Weakened smallpox vaccine performs well in animals

Robert Roos

Mar 10, 2004 (CIDRAP News) Two studies announced by federal health officials today suggest that modified vaccinia Ankara (MVA), a weakened form of the conventional smallpox vaccine, could provide a safer way to provide smallpox immunity to people at risk for complications from the standard vaccine.

In one study, published in Nature, MVA was almost as effective as the standard vaccine in protecting monkeys from monkeypox, a close relative of smallpox. The other study showed that MVA protected both healthy and immune-deficient mice against a normally deadly dose of vaccinia, the virus used to make smallpox vaccine. The second study is to be published in the online early edition of the Proceedings of the National Academy of Sciences.

Both studies were led by researchers with the National Institute of Allergy and Infectious Diseases (NIAID). NIAID Director Anthony S. Fauci, MD, commenting on the monkeypox study in a news release, said, "These findings are important to the search for a replacement vaccine for people with health conditions that would prevent them from using the current smallpox vaccine. In addition, because an initial MVA injection may help lessen the side effects experienced from Dryvax [the standard vaccine], MVA may serve as an important pre-vaccine for large-scale vaccination efforts in the event of a bioterror threat involving smallpox."

People with an increased risk of complications from Dryvax include those who have weakened immune systems because of HIV, cancer chemotherapy, or immunosuppressive treatments associated with organ transplants. Also at risk are pregnant women, infants less than a year old, and people with a history of eczema.

Developed in Germany in the 1960s, MVA is a greatly weakened form of the vaccinia virus that cannot multiply and infect mammalian cells, according to the NIAID. The vaccine was tested for safety when it was first developed but has not been tested for effectiveness against smallpox, the agency noted.

To test MVA's effectiveness against monkeypox, researchers led by Bernard Moss divided 24 cynomolgous monkeys into four groups of six, the NIAID reported. The first group received two MVA injections 2 months apart, while the second group received MVA vaccine followed by Dryvax 2 months later. The third group received no initial injection but received a Dryvax injection after 2 months. The fourth group, serving as a control, received no vaccines.

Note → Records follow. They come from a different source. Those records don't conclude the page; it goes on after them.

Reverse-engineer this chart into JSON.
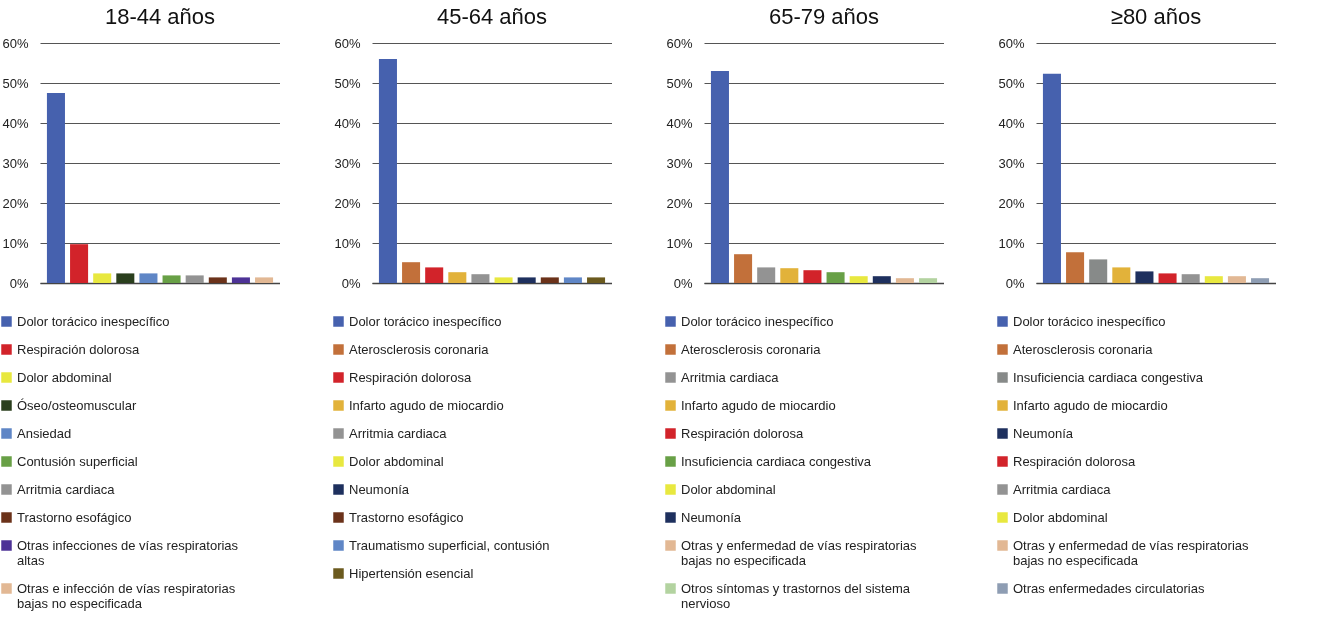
{
  "chart_data": [
    {
      "type": "bar",
      "title": "18-44 años",
      "categories": [
        null,
        null,
        null,
        null,
        null,
        null,
        null,
        null,
        null,
        null
      ],
      "series": [
        {
          "name": "Dolor torácico inespecífico",
          "color": "#4661ae",
          "values": [
            47.5,
            null,
            null,
            null,
            null,
            null,
            null,
            null,
            null,
            null
          ]
        },
        {
          "name": "Respiración dolorosa",
          "color": "#d2232a",
          "values": [
            null,
            9.7,
            null,
            null,
            null,
            null,
            null,
            null,
            null,
            null
          ]
        },
        {
          "name": "Dolor abdominal",
          "color": "#e8e83f",
          "values": [
            null,
            null,
            2.4,
            null,
            null,
            null,
            null,
            null,
            null,
            null
          ]
        },
        {
          "name": "Óseo/osteomuscular",
          "color": "#2a3f1d",
          "values": [
            null,
            null,
            null,
            2.4,
            null,
            null,
            null,
            null,
            null,
            null
          ]
        },
        {
          "name": "Ansiedad",
          "color": "#5f86c6",
          "values": [
            null,
            null,
            null,
            null,
            2.4,
            null,
            null,
            null,
            null,
            null
          ]
        },
        {
          "name": "Contusión superficial",
          "color": "#68a046",
          "values": [
            null,
            null,
            null,
            null,
            null,
            1.9,
            null,
            null,
            null,
            null
          ]
        },
        {
          "name": "Arritmia cardiaca",
          "color": "#939393",
          "values": [
            null,
            null,
            null,
            null,
            null,
            null,
            1.9,
            null,
            null,
            null
          ]
        },
        {
          "name": "Trastorno esofágico",
          "color": "#6b321a",
          "values": [
            null,
            null,
            null,
            null,
            null,
            null,
            null,
            1.4,
            null,
            null
          ]
        },
        {
          "name": "Otras infecciones de vías respiratorias altas",
          "color": "#4d3296",
          "values": [
            null,
            null,
            null,
            null,
            null,
            null,
            null,
            null,
            1.4,
            null
          ]
        },
        {
          "name": "Otras e infección de vías respiratorias bajas no especificada",
          "color": "#e2b894",
          "values": [
            null,
            null,
            null,
            null,
            null,
            null,
            null,
            null,
            null,
            1.4
          ]
        }
      ],
      "ylim": [
        0,
        60
      ],
      "yticks": [
        {
          "value": 0,
          "label": "0%"
        },
        {
          "value": 10,
          "label": "10%"
        },
        {
          "value": 20,
          "label": "20%"
        },
        {
          "value": 30,
          "label": "30%"
        },
        {
          "value": 40,
          "label": "40%"
        },
        {
          "value": 50,
          "label": "50%"
        },
        {
          "value": 60,
          "label": "60%"
        }
      ],
      "grid": "y",
      "legend": "bottom",
      "tick_labels": "y"
    },
    {
      "type": "bar",
      "title": "45-64 años",
      "categories": [
        null,
        null,
        null,
        null,
        null,
        null,
        null,
        null,
        null,
        null
      ],
      "series": [
        {
          "name": "Dolor torácico inespecífico",
          "color": "#4661ae",
          "values": [
            56,
            null,
            null,
            null,
            null,
            null,
            null,
            null,
            null,
            null
          ]
        },
        {
          "name": "Aterosclerosis coronaria",
          "color": "#c2703a",
          "values": [
            null,
            5.2,
            null,
            null,
            null,
            null,
            null,
            null,
            null,
            null
          ]
        },
        {
          "name": "Respiración dolorosa",
          "color": "#d2232a",
          "values": [
            null,
            null,
            3.9,
            null,
            null,
            null,
            null,
            null,
            null,
            null
          ]
        },
        {
          "name": "Infarto agudo de miocardio",
          "color": "#e2b23a",
          "values": [
            null,
            null,
            null,
            2.7,
            null,
            null,
            null,
            null,
            null,
            null
          ]
        },
        {
          "name": "Arritmia cardiaca",
          "color": "#939393",
          "values": [
            null,
            null,
            null,
            null,
            2.2,
            null,
            null,
            null,
            null,
            null
          ]
        },
        {
          "name": "Dolor abdominal",
          "color": "#e8e83f",
          "values": [
            null,
            null,
            null,
            null,
            null,
            1.4,
            null,
            null,
            null,
            null
          ]
        },
        {
          "name": "Neumonía",
          "color": "#1e305e",
          "values": [
            null,
            null,
            null,
            null,
            null,
            null,
            1.4,
            null,
            null,
            null
          ]
        },
        {
          "name": "Trastorno esofágico",
          "color": "#6b321a",
          "values": [
            null,
            null,
            null,
            null,
            null,
            null,
            null,
            1.4,
            null,
            null
          ]
        },
        {
          "name": "Traumatismo superficial, contusión",
          "color": "#5f86c6",
          "values": [
            null,
            null,
            null,
            null,
            null,
            null,
            null,
            null,
            1.4,
            null
          ]
        },
        {
          "name": "Hipertensión esencial",
          "color": "#6b5a1e",
          "values": [
            null,
            null,
            null,
            null,
            null,
            null,
            null,
            null,
            null,
            1.4
          ]
        }
      ],
      "ylim": [
        0,
        60
      ],
      "yticks": [
        {
          "value": 0,
          "label": "0%"
        },
        {
          "value": 10,
          "label": "10%"
        },
        {
          "value": 20,
          "label": "20%"
        },
        {
          "value": 30,
          "label": "30%"
        },
        {
          "value": 40,
          "label": "40%"
        },
        {
          "value": 50,
          "label": "50%"
        },
        {
          "value": 60,
          "label": "60%"
        }
      ],
      "grid": "y",
      "legend": "bottom",
      "tick_labels": "y"
    },
    {
      "type": "bar",
      "title": "65-79 años",
      "categories": [
        null,
        null,
        null,
        null,
        null,
        null,
        null,
        null,
        null,
        null
      ],
      "series": [
        {
          "name": "Dolor torácico inespecífico",
          "color": "#4661ae",
          "values": [
            53,
            null,
            null,
            null,
            null,
            null,
            null,
            null,
            null,
            null
          ]
        },
        {
          "name": "Aterosclerosis coronaria",
          "color": "#c2703a",
          "values": [
            null,
            7.2,
            null,
            null,
            null,
            null,
            null,
            null,
            null,
            null
          ]
        },
        {
          "name": "Arritmia cardiaca",
          "color": "#939393",
          "values": [
            null,
            null,
            3.9,
            null,
            null,
            null,
            null,
            null,
            null,
            null
          ]
        },
        {
          "name": "Infarto agudo de miocardio",
          "color": "#e2b23a",
          "values": [
            null,
            null,
            null,
            3.7,
            null,
            null,
            null,
            null,
            null,
            null
          ]
        },
        {
          "name": "Respiración dolorosa",
          "color": "#d2232a",
          "values": [
            null,
            null,
            null,
            null,
            3.2,
            null,
            null,
            null,
            null,
            null
          ]
        },
        {
          "name": "Insuficiencia cardiaca congestiva",
          "color": "#68a046",
          "values": [
            null,
            null,
            null,
            null,
            null,
            2.7,
            null,
            null,
            null,
            null
          ]
        },
        {
          "name": "Dolor abdominal",
          "color": "#e8e83f",
          "values": [
            null,
            null,
            null,
            null,
            null,
            null,
            1.7,
            null,
            null,
            null
          ]
        },
        {
          "name": "Neumonía",
          "color": "#1e305e",
          "values": [
            null,
            null,
            null,
            null,
            null,
            null,
            null,
            1.7,
            null,
            null
          ]
        },
        {
          "name": "Otras y enfermedad de vías respiratorias bajas no especificada",
          "color": "#e2b894",
          "values": [
            null,
            null,
            null,
            null,
            null,
            null,
            null,
            null,
            1.2,
            null
          ]
        },
        {
          "name": "Otros síntomas y trastornos del sistema nervioso",
          "color": "#b3d3a0",
          "values": [
            null,
            null,
            null,
            null,
            null,
            null,
            null,
            null,
            null,
            1.2
          ]
        }
      ],
      "ylim": [
        0,
        60
      ],
      "yticks": [
        {
          "value": 0,
          "label": "0%"
        },
        {
          "value": 10,
          "label": "10%"
        },
        {
          "value": 20,
          "label": "20%"
        },
        {
          "value": 30,
          "label": "30%"
        },
        {
          "value": 40,
          "label": "40%"
        },
        {
          "value": 50,
          "label": "50%"
        },
        {
          "value": 60,
          "label": "60%"
        }
      ],
      "grid": "y",
      "legend": "bottom",
      "tick_labels": "y"
    },
    {
      "type": "bar",
      "title": "≥80 años",
      "categories": [
        null,
        null,
        null,
        null,
        null,
        null,
        null,
        null,
        null,
        null
      ],
      "series": [
        {
          "name": "Dolor torácico inespecífico",
          "color": "#4661ae",
          "values": [
            52.3,
            null,
            null,
            null,
            null,
            null,
            null,
            null,
            null,
            null
          ]
        },
        {
          "name": "Aterosclerosis coronaria",
          "color": "#c2703a",
          "values": [
            null,
            7.7,
            null,
            null,
            null,
            null,
            null,
            null,
            null,
            null
          ]
        },
        {
          "name": "Insuficiencia cardiaca congestiva",
          "color": "#878a89",
          "values": [
            null,
            null,
            5.9,
            null,
            null,
            null,
            null,
            null,
            null,
            null
          ]
        },
        {
          "name": "Infarto agudo de miocardio",
          "color": "#e2b23a",
          "values": [
            null,
            null,
            null,
            3.9,
            null,
            null,
            null,
            null,
            null,
            null
          ]
        },
        {
          "name": "Neumonía",
          "color": "#1e305e",
          "values": [
            null,
            null,
            null,
            null,
            2.9,
            null,
            null,
            null,
            null,
            null
          ]
        },
        {
          "name": "Respiración dolorosa",
          "color": "#d2232a",
          "values": [
            null,
            null,
            null,
            null,
            null,
            2.4,
            null,
            null,
            null,
            null
          ]
        },
        {
          "name": "Arritmia cardiaca",
          "color": "#939393",
          "values": [
            null,
            null,
            null,
            null,
            null,
            null,
            2.2,
            null,
            null,
            null
          ]
        },
        {
          "name": "Dolor abdominal",
          "color": "#e8e83f",
          "values": [
            null,
            null,
            null,
            null,
            null,
            null,
            null,
            1.7,
            null,
            null
          ]
        },
        {
          "name": "Otras y enfermedad de vías respiratorias bajas no especificada",
          "color": "#e2b894",
          "values": [
            null,
            null,
            null,
            null,
            null,
            null,
            null,
            null,
            1.7,
            null
          ]
        },
        {
          "name": "Otras enfermedades circulatorias",
          "color": "#8e9db3",
          "values": [
            null,
            null,
            null,
            null,
            null,
            null,
            null,
            null,
            null,
            1.2
          ]
        }
      ],
      "ylim": [
        0,
        60
      ],
      "yticks": [
        {
          "value": 0,
          "label": "0%"
        },
        {
          "value": 10,
          "label": "10%"
        },
        {
          "value": 20,
          "label": "20%"
        },
        {
          "value": 30,
          "label": "30%"
        },
        {
          "value": 40,
          "label": "40%"
        },
        {
          "value": 50,
          "label": "50%"
        },
        {
          "value": 60,
          "label": "60%"
        }
      ],
      "grid": "y",
      "legend": "bottom",
      "tick_labels": "y"
    }
  ]
}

All the monkeys received intravenous doses of monkeypox virus 2 months after the second vaccination. The control monkeys all became seriously ill with hundreds of lesions, and one died, according to the Nature report. The monkeys immunized with Dryvax or with MVA and Dryvax had no illness or detectable lesions. Those that received MVA alone had a small number (1 to 36) of lesions but otherwise remained healthy, and their lesions healed faster than those in the control animals.

The researchers also examined the monkeys' vaccination lesions and their immune system responses to the vaccines. "Monkeys that received Dryvax alone developed the characteristic fluid-filled skin lesions, while those that received MVA prior to Dryvax had much smaller lesions," the NIAID said. The MVA-only group had no vaccination lesions.

The investigators also found that the immune responses triggered by the MVA vaccine and by Dryvax were similar in regard to both antibodies and killer T-cells, the NIAID said.

In the Nature report, the authors call their findings "important steps in the evaluation of MVA as a replacement vaccine" for those at risk for severe side effects from the standard vaccine. They add, "One approach would be to vaccinate with MVA before any immediate smallpox threat, with the expectation that a standard vaccine or a second MVA (depending on individual risk factors) would be given as a boost in the event of documented smallpox."

In the mouse experiment, also led by Moss, both normal and immune-deficient mice were vaccinated with MVA and then exposed to a normally lethal dose of vaccinia virus, according to the NIAID. Both groups survived. The immune-deficient mice lacked antibody-producing cells or proteins that help alert killer T-cells to an infection, the NIAID said, without providing further details.